A década de 1950 representava um novo tempo, a metade do novo século trazia mudanças na área da cinematografia americana, era o auge dos tempos dourados de Hollywood, onde musicais se apresentavam no auge, e novos ícones surgiam. Marlon Brando. Marilyn Monroe, James Dean, todos representavam não só o cinema, mas um zeitgeist norte-americano, que mesmo após 60 anos, conseguem representar o espirito que foi aquela época. E entre diversos cineastas que aspiravam os anos dourados, um se destacou por sua coragem de denunciar os podres que ocorrem adentro do até então suposto paraíso que se chama Hollywood. Era Billy Wilder, que na década de 1940 foi consagrado por obras como Pacto de Sangue (Double Indemnity, 1944) e se afirmando com um Oscar por Farrapo Humano (The Lost Weekend, 1945). Mas foi em 1950 com Crepúsculo dos Deuses (Sunset Boulevard, 1950), que Wilder mostrou seu potencial de ferir meios de entretenimento como o cinema, exibindo a perversidade que acontece dentro da sétima arte, e que a paixão pelo cinema era algo que se tornava ilusório quando a obsessão pela fama corroía pouco a pouco a mente dos envolvidos que compõe a imagem em movimento.
E em 1951, mais de uma década depois da aterradora façanha de Welles, e um ano depois do aclamadíssimo "Crepúsculo dos Deuses", foi com "A Montanha dos Sete Abutres" (Ace in the Hole, 1951) que Wilder confirmaria todo o poder que a mídia exerce sobre a mente do povo. Na trama seguimos Charles Tatum, interpretado por Kirk Douglas, um jornalista que após diversas falhas que compunham sua carreira, e depois de vagar pelo país a procura de um emprego, acaba chegando a cidade de Albuquerque, no Novo México. O trabalho: monótono e letárgico. O desejo de Tatum é utilizar o sensacionalismo para engrandecer as matérias da cidade interiorana, porém, engrandecer fatos desinteressantes é uma missão difícil. Para Tatum, era necessário apenas achar algo que desperte os sentimentos das pessoas, porém, a cada momento a sua busca parece ser um túnel sem fim. Porém, após ser mandado para cobrir uma caçada às cobras, evento tradicional da região, uma luz aparece no fim do túnel da desesperança de Tatum. Ao decorrer de sua viagem, Tatum se depara com uma catástrofe de uma pequena cidade. Leo Minosa, dono de um posto de estrada, fora soterrado adentro de uma mina de carvão conhecida como A Montanha dos Sete Abutres. E é aí que Tatum vislumbra o que ele precisava. Finalmente, uma noticia em que o sensacionalismo poderia ser aplicado para manipular o interesse das pessoas pela monótona região. Tatum decide arquitetar o resgate de Leo, mas sempre com ideais megalomaníacos para mante-lo pelo maior tempo possível.
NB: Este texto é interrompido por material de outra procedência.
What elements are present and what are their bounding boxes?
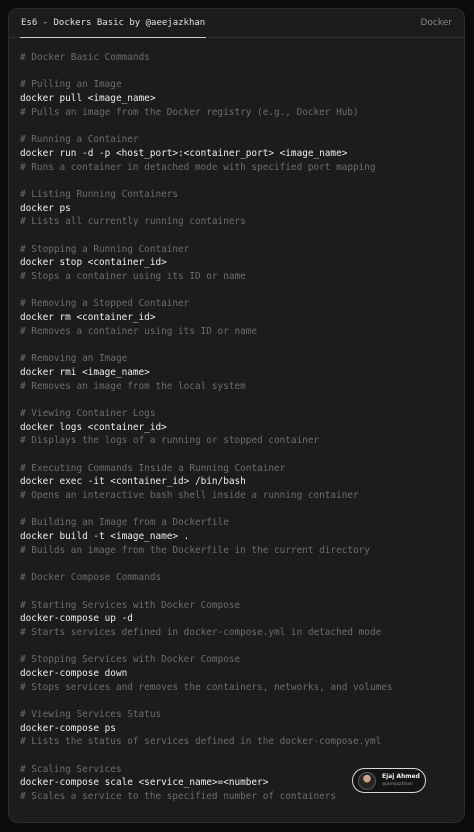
- code-line-comment: # Pulls an image from the Docker registr…: [20, 106, 359, 118]
- code-line-command: docker rmi <image_name>: [20, 366, 150, 378]
- code-line-comment: # Docker Compose Commands: [20, 572, 162, 584]
- code-line-comment: # Stops services and removes the contain…: [20, 681, 393, 693]
- code-line-comment: # Removing a Stopped Container: [20, 298, 190, 310]
- code-line-comment: # Running a Container: [20, 134, 139, 146]
- avatar: [358, 772, 376, 790]
- author-badge[interactable]: Ejaj Ahmed @aeejazkhan: [352, 768, 426, 793]
- code-line-comment: # Runs a container in detached mode with…: [20, 161, 376, 173]
- code-line-comment: # Pulling an Image: [20, 79, 122, 91]
- code-line-comment: # Docker Basic Commands: [20, 52, 150, 63]
- code-line-comment: # Stopping Services with Docker Compose: [20, 654, 241, 666]
- code-line-comment: # Lists all currently running containers: [20, 216, 246, 228]
- code-line-command: docker ps: [20, 202, 71, 214]
- code-line-command: docker stop <container_id>: [20, 257, 167, 269]
- code-line-command: docker build -t <image_name> .: [20, 531, 190, 543]
- code-line-command: docker run -d -p <host_port>:<container_…: [20, 147, 348, 159]
- author-handle: @aeejazkhan: [382, 782, 413, 787]
- code-line-comment: # Removes a container using its ID or na…: [20, 325, 258, 337]
- code-line-comment: # Removes an image from the local system: [20, 380, 246, 392]
- code-block: # Docker Basic Commands # Pulling an Imag…: [20, 51, 450, 804]
- code-line-command: docker exec -it <container_id> /bin/bash: [20, 476, 246, 488]
- code-line-command: docker-compose ps: [20, 722, 116, 734]
- tab-bar: Es6 - Dockers Basic by @aeejazkhan Docke…: [9, 9, 464, 38]
- code-line-command: docker logs <container_id>: [20, 421, 167, 433]
- code-line-comment: # Viewing Services Status: [20, 709, 162, 720]
- code-line-command: docker rm <container_id>: [20, 312, 156, 324]
- code-line-comment: # Executing Commands Inside a Running Co…: [20, 462, 286, 474]
- language-label: Docker: [420, 18, 452, 28]
- code-line-comment: # Stopping a Running Container: [20, 243, 190, 255]
- tab-file[interactable]: Es6 - Dockers Basic by @aeejazkhan: [20, 9, 207, 38]
- code-line-comment: # Displays the logs of a running or stop…: [20, 435, 320, 447]
- code-line-comment: # Lists the status of services defined i…: [20, 736, 382, 748]
- code-line-comment: # Removing an Image: [20, 353, 128, 365]
- author-name: Ejaj Ahmed: [382, 773, 420, 780]
- code-line-comment: # Viewing Container Logs: [20, 407, 156, 419]
- code-line-comment: # Builds an image from the Dockerfile in…: [20, 544, 370, 556]
- code-window: Es6 - Dockers Basic by @aeejazkhan Docke…: [8, 8, 465, 823]
- code-line-comment: # Stops a container using its ID or name: [20, 271, 246, 282]
- code-line-command: docker pull <image_name>: [20, 93, 156, 105]
- code-line-comment: # Listing Running Containers: [20, 188, 179, 200]
- code-line-comment: # Starts services defined in docker-comp…: [20, 626, 382, 638]
- code-line-comment: # Opens an interactive bash shell inside…: [20, 490, 359, 501]
- code-line-command: docker-compose up -d: [20, 613, 133, 625]
- code-line-comment: # Starting Services with Docker Compose: [20, 599, 241, 611]
- code-line-command: docker-compose down: [20, 667, 128, 679]
- code-line-comment: # Building an Image from a Dockerfile: [20, 517, 229, 529]
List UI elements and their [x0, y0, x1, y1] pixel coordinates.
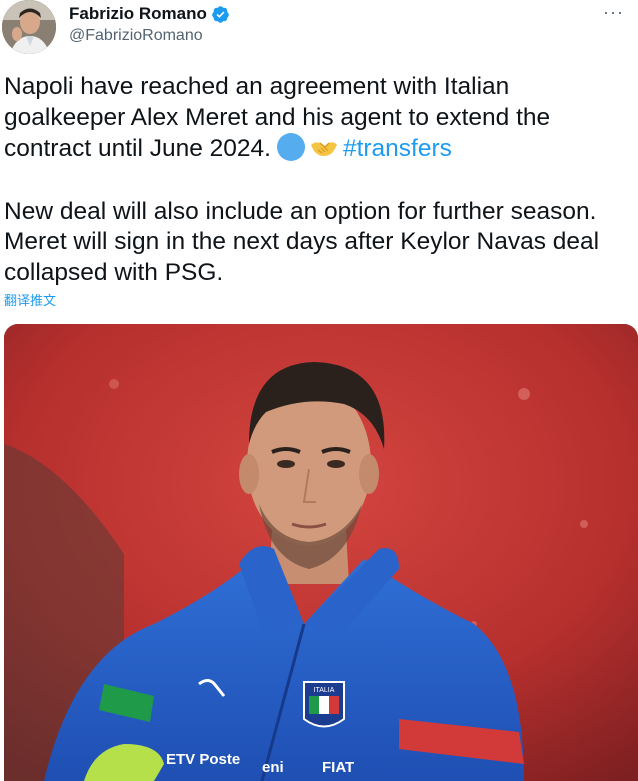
sponsor-eni: eni — [262, 759, 284, 776]
avatar[interactable] — [2, 0, 56, 54]
translate-tweet-link[interactable]: 翻译推文 — [4, 290, 56, 309]
name-row: Fabrizio Romano — [69, 4, 230, 24]
user-handle[interactable]: @FabrizioRomano — [69, 27, 203, 45]
goalkeeper-photo[interactable]: ITALIA ETV Poste eni FIAT — [4, 324, 638, 781]
tweet-header: Fabrizio Romano @FabrizioRomano ··· — [0, 0, 638, 60]
tweet-card: Fabrizio Romano @FabrizioRomano ··· Napo… — [0, 0, 638, 781]
tweet-paragraph-2: New deal will also include an option for… — [4, 197, 600, 286]
verified-badge-icon — [212, 5, 229, 23]
sponsor-poste: ETV Poste — [166, 751, 240, 768]
sponsor-fiat: FIAT — [322, 759, 354, 776]
badge-text: ITALIA — [314, 687, 335, 694]
tweet-paragraph-1: Napoli have reached an agreement with It… — [4, 72, 634, 165]
hashtag-link[interactable]: #transfers — [343, 135, 452, 162]
blue-circle-emoji — [276, 133, 305, 161]
more-dots-icon[interactable]: ··· — [603, 2, 624, 23]
handshake-emoji — [310, 142, 337, 156]
tweet-text: Napoli have reached an agreement with It… — [4, 72, 634, 288]
display-name[interactable]: Fabrizio Romano — [69, 4, 207, 24]
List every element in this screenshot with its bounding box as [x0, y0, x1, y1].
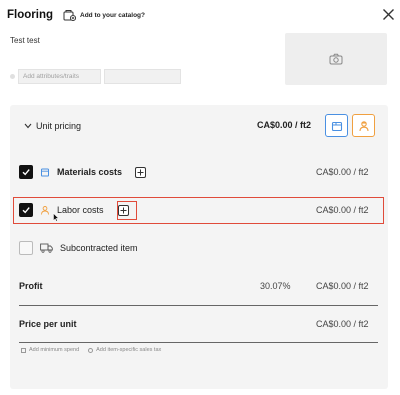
ppu-value-unit: / ft2: [353, 319, 369, 329]
item-title: Flooring: [7, 9, 53, 21]
unit-pricing-price: CA$0.00: [257, 120, 293, 130]
truck-icon: [40, 243, 53, 253]
attributes-input[interactable]: Add attributes/traits: [18, 69, 101, 84]
price-per-unit-value: CA$0.00 / ft2: [316, 319, 369, 329]
profit-label: Profit: [19, 281, 43, 291]
materials-costs-value: CA$0.00 / ft2: [316, 167, 369, 177]
materials-mode-button[interactable]: [325, 114, 348, 137]
materials-value-amount: CA$0.00: [316, 167, 352, 177]
add-minimum-spend-link[interactable]: Add minimum spend: [21, 347, 79, 353]
catalog-label: Add to your catalog?: [80, 11, 145, 19]
chevron-down-icon[interactable]: [24, 123, 32, 129]
profit-percent-sign: %: [282, 281, 291, 291]
close-icon[interactable]: [382, 8, 395, 21]
profit-value-unit: / ft2: [353, 281, 369, 291]
plus-circle-icon: [88, 347, 94, 353]
profit-percent-value: 30.07: [260, 281, 283, 291]
subcontracted-label: Subcontracted item: [60, 243, 138, 253]
materials-costs-row: Materials costs: [19, 164, 147, 180]
unit-pricing-label[interactable]: Unit pricing: [36, 121, 81, 131]
check-icon: [22, 169, 30, 176]
add-to-catalog-prompt[interactable]: Add to your catalog?: [63, 9, 145, 21]
attribute-value-input[interactable]: [104, 69, 181, 84]
profit-value: CA$0.00 / ft2: [316, 281, 369, 291]
footer-links: Add minimum spend Add item-specific sale…: [21, 347, 161, 353]
divider: [19, 342, 378, 343]
profit-value-amount: CA$0.00: [316, 281, 352, 291]
subcontracted-row: Subcontracted item: [19, 240, 138, 256]
labor-mode-button[interactable]: [352, 114, 375, 137]
min-spend-label: Add minimum spend: [29, 347, 80, 353]
add-materials-button[interactable]: [135, 166, 147, 178]
modal-header: Flooring Add to your catalog?: [0, 0, 400, 30]
photo-upload[interactable]: [285, 33, 387, 85]
plus-box-icon: [21, 347, 26, 353]
ppu-value-amount: CA$0.00: [316, 319, 352, 329]
plus-icon: [137, 169, 144, 175]
camera-icon: [329, 53, 343, 65]
unit-pricing-total: CA$0.00 / ft2: [257, 120, 311, 130]
item-name[interactable]: Test test: [10, 36, 40, 45]
materials-costs-label: Materials costs: [57, 167, 123, 177]
materials-checkbox[interactable]: [19, 165, 33, 179]
catalog-icon: [63, 10, 76, 21]
price-per-unit-label: Price per unit: [19, 319, 77, 329]
profit-percent[interactable]: 30.07%: [260, 281, 291, 291]
unit-pricing-unit: / ft2: [295, 120, 312, 130]
materials-icon: [331, 121, 342, 131]
mouse-cursor-icon: [53, 213, 59, 222]
worker-icon: [358, 120, 369, 131]
attributes-row: Add attributes/traits: [10, 69, 181, 84]
divider: [19, 305, 378, 306]
add-labor-highlight: [117, 201, 137, 220]
sales-tax-label: Add item-specific sales tax: [96, 347, 162, 353]
materials-icon: [41, 168, 49, 177]
subcontracted-checkbox[interactable]: [19, 241, 33, 255]
labor-row-highlight: [13, 197, 384, 224]
add-sales-tax-link[interactable]: Add item-specific sales tax: [88, 347, 161, 353]
materials-value-unit: / ft2: [353, 167, 369, 177]
attribute-handle: [10, 74, 15, 79]
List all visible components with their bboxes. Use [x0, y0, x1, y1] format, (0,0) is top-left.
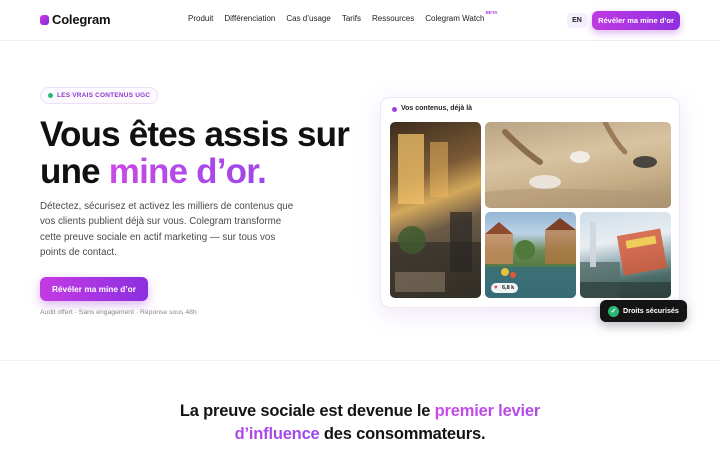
- street-photo-illustration: [580, 222, 671, 298]
- nav-link-cas-usage[interactable]: Cas d’usage: [286, 14, 330, 23]
- sand-photo-illustration: [485, 122, 671, 208]
- hero-cta-button[interactable]: Révéler ma mine d’or: [40, 277, 148, 301]
- heart-icon: ♥: [494, 285, 498, 291]
- rights-secured-badge: ✓ Droits sécurisés: [600, 300, 687, 322]
- like-count-chip: ♥ 6,8 k: [491, 283, 519, 293]
- nav-links: Produit Différenciation Cas d’usage Tari…: [188, 10, 498, 23]
- beta-badge: BETA: [485, 10, 498, 15]
- header-cta-button[interactable]: Révéler ma mine d’or: [592, 11, 680, 30]
- nav-link-ressources[interactable]: Ressources: [372, 14, 414, 23]
- nav-link-colegram-watch-label: Colegram Watch: [425, 14, 485, 23]
- hero-title-line1: Vous êtes assis sur: [40, 115, 350, 154]
- ugc-gallery-card: Vos contenus, déjà là ♥ 6,8 k: [380, 97, 680, 308]
- hero-title-accent: mine d’or.: [108, 152, 267, 191]
- interior-photo-illustration: [390, 134, 481, 298]
- gallery-photo-interior[interactable]: [390, 122, 481, 298]
- ugc-badge: LES VRAIS CONTENUS UGC: [40, 87, 159, 104]
- nav-link-tarifs[interactable]: Tarifs: [342, 14, 361, 23]
- hero-title: Vous êtes assis sur une mine d’or.: [40, 116, 370, 190]
- nav-link-colegram-watch[interactable]: Colegram Watch BETA: [425, 10, 497, 23]
- gallery-header: Vos contenus, déjà là: [392, 105, 472, 112]
- logo[interactable]: Colegram: [40, 12, 111, 27]
- section-title-part1: La preuve sociale est devenue le: [179, 402, 435, 420]
- logo-mark-icon: [40, 14, 49, 25]
- hero-description: Détectez, sécurisez et activez les milli…: [40, 201, 294, 259]
- section-title-part2: des consommateurs.: [319, 425, 486, 443]
- gallery-header-label: Vos contenus, déjà là: [401, 105, 473, 112]
- hero-title-line2: une: [40, 152, 109, 191]
- section-title: La preuve sociale est devenue le premier…: [160, 400, 560, 446]
- status-dot-icon: [48, 93, 53, 98]
- gallery-photo-sand[interactable]: [485, 122, 671, 208]
- check-icon: ✓: [608, 305, 619, 317]
- ugc-badge-label: LES VRAIS CONTENUS UGC: [57, 92, 151, 99]
- gallery-photo-canal[interactable]: ♥ 6,8 k: [485, 212, 576, 298]
- logo-text: Colegram: [52, 12, 111, 27]
- gallery-photo-street[interactable]: [580, 212, 671, 298]
- hero-note: Audit offert · Sans engagement · Réponse…: [40, 309, 197, 316]
- language-switch-button[interactable]: EN: [567, 13, 587, 28]
- nav-link-differenciation[interactable]: Différenciation: [224, 14, 275, 23]
- rights-secured-label: Droits sécurisés: [623, 306, 679, 315]
- gallery-dot-icon: [392, 107, 397, 112]
- top-nav: Colegram Produit Différenciation Cas d’u…: [0, 0, 720, 41]
- section-divider: [0, 360, 720, 361]
- nav-link-produit[interactable]: Produit: [188, 14, 213, 23]
- like-count-label: 6,8 k: [502, 285, 515, 291]
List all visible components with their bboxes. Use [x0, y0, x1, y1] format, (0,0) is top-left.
E com isso, a índole mais perversa domina a tela, e Wilder transforma o jornalismo em um entretenimento, praticamente um circo. Pouco a pouco a missão de resgatar Leo é deixada de lado, e a ganancia domina não só Tatum, mas Lorraine Minosa, esposa de Leo, mostrando uma iniquidade simplesmente maléfica e de mal caráter. Isso tudo só é possível ao fantástico trabalho de composição de egoismo humano feito por Kirk Douglas e Jan Sterling, cujo romance é dos sentimentos mais grotescos, maldoso, porém realistas na realidade perversa que o mundo apresenta.
Os dois acabam se envolvendo cada vez mais no escrúpulo maldoso, criando um espetáculo que sufoca não só Leo, mas Tatum ao tentar ocultar a real maldade que percorre nos bastidores do ambicioso circo que se transformou a vida de dois insignificantes componentes do sensacionalismo humano, que trata o risco de uma vida humana ser perdida como um mero grão de areia na imensidão de um deserto.
Mas o mortuário de Leo despedaça todo o desejo que Tatum tinha para conseguir seu lugar no mundo jornalistico, mesmo que para isso seja necessário reger uma das mais árduas, perversas e espetaculares tragédias vinculadas para a ganancia humana. E é com um discurso aflito e cheio de escarnio, que Tatum desmorona todas as suas fichas de esperança, mostrando a consequência desastrosa gerada pela ambição e obsessão pelo que o ser humano mais produz de fútil na sociedade.
O discurso sensacionalista da obra, mesmo depois de 60 anos, se mantém atual, é algo aterrador saber que o ser humano sempre criara novas "Montanhas dos Sete Abutres", sempre engrandecendo o egoismo, a ganancia e a futilidade de algo simplório, corroendo a maior arma que o homem possui: a mente. Sem a boa utilização dela teremos sempre a mesma repetição do sensacionalismo que predomina as mídias, mesmo que ela seja representada de formas distintas. Seja em uma falsa invasão alienígena, seja em uma ambiciosa tragédia de uma monótona cidade, seja nos noticiários de comunicações corrompidos pelo ideológico. Não se deixe levar pela perversidade tentadora que a manipulação oferece todos os dias de formas distintas. Combata, resista, corrobore alternativas e não se transforme em alguém que procura a mais maléfica forma de exprimir seus desejos que moldam os confins do inferno. Pois foi isso que um jornalista que procura seu lugar tentou fazer em Albuquerque, no Novo México, mas sua obsessão demasiada conseguiu corromper sua própria ânsia.